QUICKSILVER DID SOMETHING then that I'd never seen or heard him do so impressively before.
He sat on his flanks, aimed his nose at the distant cavern ceiling as if it was a midnight sky, and howled long and mournfully, the hair of his hackles lifting thick from his shoulders.
That primal wolfish cry gave me goose bumps all over.
Beneath his warning aria of soulful animal passion, like the low growl of a snare drum, came the onrushing clatter of another faraway wave of attackers, that rolling of a million marbles along every inch of stone in the forest of pillars between us and escape.
The way I figured it, we were just the antipasto, a tasty display of tidbits between the oncoming vampires and their habitual prey beyond the pit behind us.
Ric moved to my right side and Shez to my left with Bez beside him.
Quicksilver finished his spine-chilling howl by staring straight into my eyes. His expression had never seemed so human. I read anguish there as if it mirrored my own feelings. The wolf-dog looked as if his instincts were being torn in two, between his canine loyalty to me and the ancient demands of his lupine breed.
Spinning away, he ran flat out for the first line of massive stone pillars, directly into the oncoming clatter.
I couldn't imagine what form of mummified zombies would overrun us next. Then a thick, dark shadow filled the gaps between the pillars, an oozing wall of flooding sludge eight feet high with a glint of gold near the top, froth atop the water.
Quicksilver leaped up against the first charging wall, six feet high, catching a golden lasso in his jaws and pulling the darkness down.
I gasped to see a massive mummified bull body crash sideways, pulling its harness mate with it. The sound of their terrified and angry bawling rang off the pillars.
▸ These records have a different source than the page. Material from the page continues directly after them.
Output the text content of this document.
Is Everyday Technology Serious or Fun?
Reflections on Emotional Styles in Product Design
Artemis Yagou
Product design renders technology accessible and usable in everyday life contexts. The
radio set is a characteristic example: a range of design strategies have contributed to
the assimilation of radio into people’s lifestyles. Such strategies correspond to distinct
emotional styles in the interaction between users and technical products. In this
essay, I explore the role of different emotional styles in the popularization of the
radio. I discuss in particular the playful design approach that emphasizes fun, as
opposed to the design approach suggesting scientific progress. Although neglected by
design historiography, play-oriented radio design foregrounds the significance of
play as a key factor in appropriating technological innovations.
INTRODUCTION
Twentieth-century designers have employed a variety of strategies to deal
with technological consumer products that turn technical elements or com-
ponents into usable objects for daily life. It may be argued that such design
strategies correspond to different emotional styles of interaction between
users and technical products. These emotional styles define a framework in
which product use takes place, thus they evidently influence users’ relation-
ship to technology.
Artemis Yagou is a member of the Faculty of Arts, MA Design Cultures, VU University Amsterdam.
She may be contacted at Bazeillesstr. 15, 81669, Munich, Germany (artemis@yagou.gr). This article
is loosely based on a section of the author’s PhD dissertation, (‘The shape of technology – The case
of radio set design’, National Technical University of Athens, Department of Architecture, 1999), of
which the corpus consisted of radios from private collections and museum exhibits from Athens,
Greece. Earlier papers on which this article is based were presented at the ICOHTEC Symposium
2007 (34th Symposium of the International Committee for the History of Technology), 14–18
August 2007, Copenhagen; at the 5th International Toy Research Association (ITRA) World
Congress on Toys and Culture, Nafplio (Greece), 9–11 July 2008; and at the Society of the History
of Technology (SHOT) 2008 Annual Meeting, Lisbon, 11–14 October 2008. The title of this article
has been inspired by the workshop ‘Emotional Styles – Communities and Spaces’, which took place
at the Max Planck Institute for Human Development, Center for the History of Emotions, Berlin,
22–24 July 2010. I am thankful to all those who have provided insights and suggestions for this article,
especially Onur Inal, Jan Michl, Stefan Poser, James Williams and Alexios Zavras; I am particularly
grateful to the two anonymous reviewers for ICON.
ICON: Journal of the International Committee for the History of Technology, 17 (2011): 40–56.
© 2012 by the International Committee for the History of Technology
Quicksilver had vanished under the black, rising dust of their fall. As the wooden-wheeled light chariot the bulls had pulled crashed into its fallen coursers, the wooden chariot shaft attached to the yoke between the bulls' horns broke loose, splintering into a massive rough-pointed spear.
The Egyptian charioteer, a mere extra in the royal scheme of things, catapulted onto that ghastly weapon, transfixing his chest as his head and limbs thrashed.
I winced at this bug-on-a-pin sight. The driver had been no cannon-fodder mummy, but a true man, a living version of the ruddy-skinned, black-wigged men immortalized on tomb walls. His wrist- and armbands of turquoise and carnelian reflected the light as he wriggled.
I spied another flash of flying gray fur. Quicksilver was bringing down another ponderous pair of mummified bullocks. Zombies were driven beings, not always controllable. Time after time a lead chariot fell between the stone pillars as others piled up behind them, causing chaos if not death.
Rich male laughter drew my eyes to Shezmou. The Lord of the Slaughter must be enjoying the rout, and the carnage.
But when I turned, the laughing man was Ric.
"Zombie chariot draft teams," he was saying, his hands spread with triumph. "These bulls I can handle, O Great Royal Vampire Fools!"
And he strode forward as the mouth between every pair of pillars became clogged with falling bulls and tangling chariots.